Review: Under the Udala Trees by Chinelo Okparanta

It was then that I made the realization: Chidinma and I were both choking under the weight of something larger than us, something heavy and weighty, the weight of tradition and superstition and of all our legends.

Under the Udala Trees

Summary and Thoughts

Inspired by Nigeria’s folktales and its war, Under the Udala Trees is a deeply searching, powerful debut about the dangers of living and loving openly.

Ijeoma comes of age as her nation does; born before independence, she is eleven when civil war breaks out in the young republic of Nigeria. Sent away to safety, she meets another displaced child and they, star-crossed, fall in love. They are from different ethnic communities. They are also both girls. 

When their love is discovered, Ijeoma learns that she will have to hide this part of herself. But there is a cost to living inside a lie. 

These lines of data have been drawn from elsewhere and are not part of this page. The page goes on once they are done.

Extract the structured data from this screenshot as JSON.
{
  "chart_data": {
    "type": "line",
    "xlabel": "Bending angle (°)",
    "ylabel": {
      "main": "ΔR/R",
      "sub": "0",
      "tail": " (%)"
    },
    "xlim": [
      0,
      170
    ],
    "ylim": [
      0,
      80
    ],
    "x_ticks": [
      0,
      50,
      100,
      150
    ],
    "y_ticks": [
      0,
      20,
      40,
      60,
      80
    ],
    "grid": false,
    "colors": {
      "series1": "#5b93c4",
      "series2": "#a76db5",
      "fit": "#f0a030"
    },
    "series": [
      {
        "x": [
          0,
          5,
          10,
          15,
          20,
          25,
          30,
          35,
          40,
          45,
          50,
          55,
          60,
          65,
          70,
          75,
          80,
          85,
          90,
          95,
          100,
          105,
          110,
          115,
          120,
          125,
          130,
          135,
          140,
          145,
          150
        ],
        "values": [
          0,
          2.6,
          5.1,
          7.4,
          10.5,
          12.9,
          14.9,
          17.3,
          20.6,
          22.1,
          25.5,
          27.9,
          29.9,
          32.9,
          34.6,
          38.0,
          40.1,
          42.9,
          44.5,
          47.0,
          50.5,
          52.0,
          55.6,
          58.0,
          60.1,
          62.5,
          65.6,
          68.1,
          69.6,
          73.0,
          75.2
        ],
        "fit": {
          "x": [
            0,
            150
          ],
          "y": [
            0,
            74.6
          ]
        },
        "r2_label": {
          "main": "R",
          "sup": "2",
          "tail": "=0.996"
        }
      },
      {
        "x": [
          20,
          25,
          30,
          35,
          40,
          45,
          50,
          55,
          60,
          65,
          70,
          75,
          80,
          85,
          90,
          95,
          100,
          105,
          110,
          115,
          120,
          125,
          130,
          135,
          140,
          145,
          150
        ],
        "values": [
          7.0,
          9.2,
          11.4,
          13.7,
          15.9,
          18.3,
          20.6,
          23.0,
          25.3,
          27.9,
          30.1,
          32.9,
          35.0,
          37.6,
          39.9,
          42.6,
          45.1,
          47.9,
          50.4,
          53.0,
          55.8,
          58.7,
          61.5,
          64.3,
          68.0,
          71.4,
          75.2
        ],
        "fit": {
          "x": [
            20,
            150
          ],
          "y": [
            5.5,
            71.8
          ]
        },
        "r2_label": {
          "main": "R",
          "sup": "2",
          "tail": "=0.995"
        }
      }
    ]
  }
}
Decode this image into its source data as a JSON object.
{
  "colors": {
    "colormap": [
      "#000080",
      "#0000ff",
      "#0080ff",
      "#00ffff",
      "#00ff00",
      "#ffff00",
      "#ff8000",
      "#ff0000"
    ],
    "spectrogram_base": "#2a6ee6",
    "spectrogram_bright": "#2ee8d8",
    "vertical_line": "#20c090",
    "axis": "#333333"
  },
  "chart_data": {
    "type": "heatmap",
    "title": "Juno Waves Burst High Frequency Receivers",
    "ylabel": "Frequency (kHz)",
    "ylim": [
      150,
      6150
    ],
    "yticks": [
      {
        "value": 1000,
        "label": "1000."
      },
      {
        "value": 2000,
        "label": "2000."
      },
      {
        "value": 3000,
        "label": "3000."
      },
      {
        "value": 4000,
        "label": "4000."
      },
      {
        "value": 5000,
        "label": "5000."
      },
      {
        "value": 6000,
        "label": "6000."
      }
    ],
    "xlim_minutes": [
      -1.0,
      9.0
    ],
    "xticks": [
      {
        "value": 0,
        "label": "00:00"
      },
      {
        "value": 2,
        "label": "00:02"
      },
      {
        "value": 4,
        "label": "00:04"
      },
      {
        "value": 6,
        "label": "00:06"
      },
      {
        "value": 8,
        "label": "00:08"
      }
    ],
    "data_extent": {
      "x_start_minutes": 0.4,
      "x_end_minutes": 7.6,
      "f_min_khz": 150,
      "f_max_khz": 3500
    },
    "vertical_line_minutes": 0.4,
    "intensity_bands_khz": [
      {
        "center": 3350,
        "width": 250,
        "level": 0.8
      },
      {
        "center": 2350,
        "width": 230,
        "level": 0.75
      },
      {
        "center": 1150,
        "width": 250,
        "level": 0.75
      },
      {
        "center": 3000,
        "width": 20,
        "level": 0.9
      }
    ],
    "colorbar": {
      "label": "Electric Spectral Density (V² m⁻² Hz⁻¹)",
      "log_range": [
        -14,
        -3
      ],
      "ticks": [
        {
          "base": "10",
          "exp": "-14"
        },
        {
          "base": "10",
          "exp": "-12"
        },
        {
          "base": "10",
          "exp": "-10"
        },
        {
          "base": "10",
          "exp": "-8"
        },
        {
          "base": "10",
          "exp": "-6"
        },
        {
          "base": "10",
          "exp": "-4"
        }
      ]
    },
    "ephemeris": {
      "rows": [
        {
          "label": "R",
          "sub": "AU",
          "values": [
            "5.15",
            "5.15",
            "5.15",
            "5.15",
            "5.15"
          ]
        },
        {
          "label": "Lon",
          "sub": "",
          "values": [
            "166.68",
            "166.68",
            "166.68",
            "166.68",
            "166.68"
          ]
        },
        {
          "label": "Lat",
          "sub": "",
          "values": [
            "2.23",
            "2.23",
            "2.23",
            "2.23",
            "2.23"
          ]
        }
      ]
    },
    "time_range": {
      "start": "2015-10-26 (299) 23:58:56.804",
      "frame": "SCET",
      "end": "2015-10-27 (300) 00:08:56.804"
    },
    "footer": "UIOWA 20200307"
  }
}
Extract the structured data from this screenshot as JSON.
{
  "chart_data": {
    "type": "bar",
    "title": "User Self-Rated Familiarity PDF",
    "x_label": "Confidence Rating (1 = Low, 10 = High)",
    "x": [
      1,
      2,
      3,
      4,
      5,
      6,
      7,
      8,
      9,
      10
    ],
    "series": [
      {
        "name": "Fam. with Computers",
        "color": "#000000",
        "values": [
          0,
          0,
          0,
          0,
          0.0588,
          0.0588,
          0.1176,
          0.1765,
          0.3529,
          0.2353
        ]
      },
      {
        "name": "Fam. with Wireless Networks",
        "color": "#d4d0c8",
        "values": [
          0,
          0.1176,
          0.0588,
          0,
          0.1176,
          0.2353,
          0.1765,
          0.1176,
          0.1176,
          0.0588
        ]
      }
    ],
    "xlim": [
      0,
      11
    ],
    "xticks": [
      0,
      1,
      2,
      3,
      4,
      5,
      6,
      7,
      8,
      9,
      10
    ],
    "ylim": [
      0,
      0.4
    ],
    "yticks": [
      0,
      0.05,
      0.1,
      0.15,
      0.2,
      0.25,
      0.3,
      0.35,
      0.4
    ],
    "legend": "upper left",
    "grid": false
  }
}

As Edwidge Danticat has made personal the legacy of Haiti’s political coming of age, Okparanta’s Under the Udala Trees uses one woman’s lifetime to examine the ways in which Nigerians continue to struggle toward selfhood. Even as their nation contends with and recovers from the effects of war and division, Nigerian lives are also wrecked and lost from taboo and prejudice. This story offers a glimmer of hope — a future where a woman might just be able to shape her life around truth and love.

—- Goodreads

Under the Udala tress follows the adolescence of a young Nigerian girl, Ijeoma, as she comes to terms with her sexuality and how to live authentically within a deeply homophobic and religious country, all under the atmosphere of civil war. This story is inherently moving, effective in evoking the fear Ijeoma feels of not only belonging as a closeted lesbian, but also within a deeply divided country. Though I cheered Ijeoma on, empathized with her, and was delighted to see her find peace, the writing and characterization fell a bit flat for me in comparison. Shortening some of the Bible excerpts in Ijeoma’s mother’s lectures and adding more backstory/characterization to Ijeoma’s family and the civil war looming over her life would have augmented the emotional storyline and further bonded the reader to her experience. Finally, while the writing and pacing is easy to follow and perfectly enjoyable, they also are not of any noteworthy praise. All in all, Under the Udala Trees is a novel one reads for Ijeoma – in acknowledging the significance of power of her story. While I don’t imagine this being a favorite of mine or anyone else I would recommend it to, I would still recommend it nonetheless for its emotional impact alone.